Let's tell another story. An elite child in a big city in the US has been saved from a life-long addiction to heroine. She grew up in a nice neighborhood and went to a nice school. Like the little child in the far-off land who died today, she has a rich life, and loves her family and friends. She has dreams and goals, and plans to go to college. Maybe she'll study to become a doctor or lawyer or physicist. But maybe she has started smoking early, has a tendency to drink a little too much, and would like to experiment with other drugs. Maybe she had her wisdom teeth out or her tonsils out, and liked the pain-killers that the doctors gave her. Our US drug war may have made the difference of whether or not she can get hard drugs to try. Young people do get reckless. Our drug war may make the difference of whether or not she ever goes to college, ever has a rich life full of family and friends, or loses all her hopes and dreams to an addiction tragedy.
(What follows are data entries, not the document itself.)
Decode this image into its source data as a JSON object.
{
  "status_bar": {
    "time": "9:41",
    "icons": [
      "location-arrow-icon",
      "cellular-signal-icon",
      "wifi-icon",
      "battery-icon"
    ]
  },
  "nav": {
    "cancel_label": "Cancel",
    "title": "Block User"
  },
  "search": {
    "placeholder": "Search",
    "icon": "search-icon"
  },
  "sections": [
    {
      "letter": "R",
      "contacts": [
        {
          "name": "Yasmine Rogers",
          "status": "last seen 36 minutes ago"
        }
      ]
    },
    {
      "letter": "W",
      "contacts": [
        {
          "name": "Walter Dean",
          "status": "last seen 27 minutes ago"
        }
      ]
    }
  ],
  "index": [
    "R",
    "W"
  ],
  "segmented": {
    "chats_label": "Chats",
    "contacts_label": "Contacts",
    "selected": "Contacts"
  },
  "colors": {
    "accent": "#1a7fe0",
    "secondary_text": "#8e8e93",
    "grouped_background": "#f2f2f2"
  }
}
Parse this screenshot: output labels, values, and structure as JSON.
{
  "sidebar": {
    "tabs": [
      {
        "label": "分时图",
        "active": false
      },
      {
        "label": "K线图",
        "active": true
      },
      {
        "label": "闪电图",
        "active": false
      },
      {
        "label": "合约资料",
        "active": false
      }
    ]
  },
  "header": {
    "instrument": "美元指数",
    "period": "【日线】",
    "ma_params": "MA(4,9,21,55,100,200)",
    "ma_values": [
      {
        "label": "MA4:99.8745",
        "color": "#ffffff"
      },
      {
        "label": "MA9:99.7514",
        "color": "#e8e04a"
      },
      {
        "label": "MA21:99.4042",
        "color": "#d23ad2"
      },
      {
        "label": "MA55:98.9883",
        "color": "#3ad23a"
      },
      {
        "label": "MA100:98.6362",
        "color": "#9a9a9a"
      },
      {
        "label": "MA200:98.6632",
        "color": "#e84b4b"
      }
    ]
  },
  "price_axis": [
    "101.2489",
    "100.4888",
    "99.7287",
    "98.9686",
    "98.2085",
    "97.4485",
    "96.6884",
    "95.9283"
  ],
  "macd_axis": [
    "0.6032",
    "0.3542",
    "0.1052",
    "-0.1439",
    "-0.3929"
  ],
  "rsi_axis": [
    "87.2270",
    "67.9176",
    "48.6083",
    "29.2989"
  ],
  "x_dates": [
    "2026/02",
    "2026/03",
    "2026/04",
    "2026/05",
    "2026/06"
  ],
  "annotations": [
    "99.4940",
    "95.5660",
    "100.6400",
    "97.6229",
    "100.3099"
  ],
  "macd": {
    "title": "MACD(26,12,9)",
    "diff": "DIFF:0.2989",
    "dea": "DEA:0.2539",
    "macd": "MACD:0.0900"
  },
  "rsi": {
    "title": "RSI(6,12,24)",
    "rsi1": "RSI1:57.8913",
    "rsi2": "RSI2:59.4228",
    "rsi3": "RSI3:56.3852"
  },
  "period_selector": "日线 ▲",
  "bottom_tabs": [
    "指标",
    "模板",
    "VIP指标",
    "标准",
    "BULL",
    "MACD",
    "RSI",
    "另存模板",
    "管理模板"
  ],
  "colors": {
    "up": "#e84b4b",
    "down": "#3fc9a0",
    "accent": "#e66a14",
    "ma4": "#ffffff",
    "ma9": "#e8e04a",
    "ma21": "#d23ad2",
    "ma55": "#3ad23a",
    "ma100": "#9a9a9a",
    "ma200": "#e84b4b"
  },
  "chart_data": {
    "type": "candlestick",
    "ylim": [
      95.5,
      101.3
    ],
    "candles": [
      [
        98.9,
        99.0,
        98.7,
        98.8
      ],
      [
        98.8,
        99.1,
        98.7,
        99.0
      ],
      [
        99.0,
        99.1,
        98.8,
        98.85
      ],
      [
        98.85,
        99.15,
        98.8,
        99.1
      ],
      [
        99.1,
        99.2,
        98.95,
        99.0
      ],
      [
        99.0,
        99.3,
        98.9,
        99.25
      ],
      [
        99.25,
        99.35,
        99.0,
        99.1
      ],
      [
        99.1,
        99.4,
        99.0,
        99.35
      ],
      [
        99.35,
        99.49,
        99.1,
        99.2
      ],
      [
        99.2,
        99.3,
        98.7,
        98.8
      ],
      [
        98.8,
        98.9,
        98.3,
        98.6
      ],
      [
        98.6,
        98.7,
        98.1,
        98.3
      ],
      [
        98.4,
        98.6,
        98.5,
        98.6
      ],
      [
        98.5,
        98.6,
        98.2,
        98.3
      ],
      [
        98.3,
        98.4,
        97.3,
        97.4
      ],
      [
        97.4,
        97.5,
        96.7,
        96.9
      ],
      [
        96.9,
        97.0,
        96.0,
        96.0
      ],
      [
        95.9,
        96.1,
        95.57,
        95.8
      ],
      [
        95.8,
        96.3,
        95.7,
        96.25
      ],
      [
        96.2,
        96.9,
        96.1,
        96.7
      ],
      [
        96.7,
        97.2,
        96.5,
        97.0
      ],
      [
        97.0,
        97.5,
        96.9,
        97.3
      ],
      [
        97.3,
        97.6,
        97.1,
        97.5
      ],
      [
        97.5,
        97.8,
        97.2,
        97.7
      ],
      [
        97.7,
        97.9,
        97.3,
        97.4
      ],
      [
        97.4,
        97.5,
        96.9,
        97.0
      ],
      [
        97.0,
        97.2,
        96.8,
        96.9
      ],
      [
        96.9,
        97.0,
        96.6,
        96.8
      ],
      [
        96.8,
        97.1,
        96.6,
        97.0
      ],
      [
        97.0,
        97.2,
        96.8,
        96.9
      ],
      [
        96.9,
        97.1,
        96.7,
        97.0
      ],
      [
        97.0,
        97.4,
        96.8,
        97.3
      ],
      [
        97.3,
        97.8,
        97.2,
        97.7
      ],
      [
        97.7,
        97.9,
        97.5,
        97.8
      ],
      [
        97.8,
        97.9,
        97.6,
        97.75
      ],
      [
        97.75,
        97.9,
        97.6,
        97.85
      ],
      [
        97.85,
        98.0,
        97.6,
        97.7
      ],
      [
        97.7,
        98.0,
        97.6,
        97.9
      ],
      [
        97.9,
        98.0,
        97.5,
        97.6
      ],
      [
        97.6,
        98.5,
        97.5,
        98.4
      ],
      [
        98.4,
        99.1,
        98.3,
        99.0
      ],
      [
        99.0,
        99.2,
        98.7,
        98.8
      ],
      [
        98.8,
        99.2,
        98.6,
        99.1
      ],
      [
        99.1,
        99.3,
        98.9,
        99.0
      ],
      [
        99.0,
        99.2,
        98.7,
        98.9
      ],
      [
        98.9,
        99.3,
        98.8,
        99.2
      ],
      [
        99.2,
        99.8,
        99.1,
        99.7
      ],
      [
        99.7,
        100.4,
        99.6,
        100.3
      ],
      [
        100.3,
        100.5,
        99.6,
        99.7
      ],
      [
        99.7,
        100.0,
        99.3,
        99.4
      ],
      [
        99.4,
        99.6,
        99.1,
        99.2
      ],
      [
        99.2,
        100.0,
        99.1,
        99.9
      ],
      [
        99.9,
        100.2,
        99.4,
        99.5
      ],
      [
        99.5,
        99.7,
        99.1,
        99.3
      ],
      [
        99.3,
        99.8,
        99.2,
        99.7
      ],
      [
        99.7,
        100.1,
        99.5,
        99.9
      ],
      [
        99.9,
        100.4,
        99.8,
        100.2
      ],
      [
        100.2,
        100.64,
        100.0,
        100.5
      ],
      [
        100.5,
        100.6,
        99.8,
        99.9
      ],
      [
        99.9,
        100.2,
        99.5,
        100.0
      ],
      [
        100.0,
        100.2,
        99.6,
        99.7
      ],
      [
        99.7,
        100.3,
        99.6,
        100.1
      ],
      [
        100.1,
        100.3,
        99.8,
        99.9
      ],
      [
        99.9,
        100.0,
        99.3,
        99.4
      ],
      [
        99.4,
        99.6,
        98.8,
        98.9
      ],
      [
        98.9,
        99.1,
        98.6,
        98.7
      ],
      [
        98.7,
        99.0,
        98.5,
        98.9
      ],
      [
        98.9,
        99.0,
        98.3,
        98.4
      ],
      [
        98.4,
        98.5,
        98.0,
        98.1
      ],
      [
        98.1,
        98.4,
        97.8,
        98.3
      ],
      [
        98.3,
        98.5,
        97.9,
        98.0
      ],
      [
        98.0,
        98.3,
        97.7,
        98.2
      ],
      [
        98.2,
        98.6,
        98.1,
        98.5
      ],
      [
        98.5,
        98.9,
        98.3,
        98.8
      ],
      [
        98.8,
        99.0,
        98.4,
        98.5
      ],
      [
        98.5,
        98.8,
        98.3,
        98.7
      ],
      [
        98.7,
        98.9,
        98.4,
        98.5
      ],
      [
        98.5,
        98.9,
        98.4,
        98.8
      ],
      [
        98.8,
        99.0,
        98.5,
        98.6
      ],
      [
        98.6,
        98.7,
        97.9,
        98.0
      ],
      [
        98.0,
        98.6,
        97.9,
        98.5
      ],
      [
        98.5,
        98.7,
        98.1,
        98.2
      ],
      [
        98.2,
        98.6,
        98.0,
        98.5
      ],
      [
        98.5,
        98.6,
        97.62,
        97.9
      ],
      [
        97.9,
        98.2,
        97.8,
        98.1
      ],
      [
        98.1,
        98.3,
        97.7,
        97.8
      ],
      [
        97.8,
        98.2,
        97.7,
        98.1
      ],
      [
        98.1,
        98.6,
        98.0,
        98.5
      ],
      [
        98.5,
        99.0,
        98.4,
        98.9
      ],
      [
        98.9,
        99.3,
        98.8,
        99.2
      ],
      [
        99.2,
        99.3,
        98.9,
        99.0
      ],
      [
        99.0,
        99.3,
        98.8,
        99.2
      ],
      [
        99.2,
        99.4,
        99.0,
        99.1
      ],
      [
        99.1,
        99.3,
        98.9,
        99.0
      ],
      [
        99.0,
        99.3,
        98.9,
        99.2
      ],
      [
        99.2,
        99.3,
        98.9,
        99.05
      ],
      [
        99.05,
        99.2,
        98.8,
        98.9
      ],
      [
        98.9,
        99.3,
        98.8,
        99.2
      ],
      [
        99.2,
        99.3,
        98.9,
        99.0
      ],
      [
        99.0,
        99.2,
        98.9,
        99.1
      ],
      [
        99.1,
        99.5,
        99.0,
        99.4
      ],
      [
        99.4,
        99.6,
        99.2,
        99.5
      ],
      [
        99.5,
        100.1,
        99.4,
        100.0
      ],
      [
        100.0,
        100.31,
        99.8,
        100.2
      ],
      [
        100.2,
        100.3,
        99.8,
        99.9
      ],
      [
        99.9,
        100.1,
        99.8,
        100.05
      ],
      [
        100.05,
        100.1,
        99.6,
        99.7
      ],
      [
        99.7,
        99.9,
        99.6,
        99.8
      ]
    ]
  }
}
Is this trade-off of lives, that happens every day, worth it? I say no. Drug prohibition is not the way to avoid addiction tragedies. It only pushes pain and loss out of sight of the elites and well-off people of our country and onto people who didn't ask for it and don't deserve it. Should less privileged people suffer so that elites can be saved from their own tragedies caused by themselves or by mental illnesses or recklessness of youth?

Let the money, or at least some of the money, that we spend on the drug war be spent instead on addiction research. Let's approach the problem head-on, with courage and care, and in the light of day.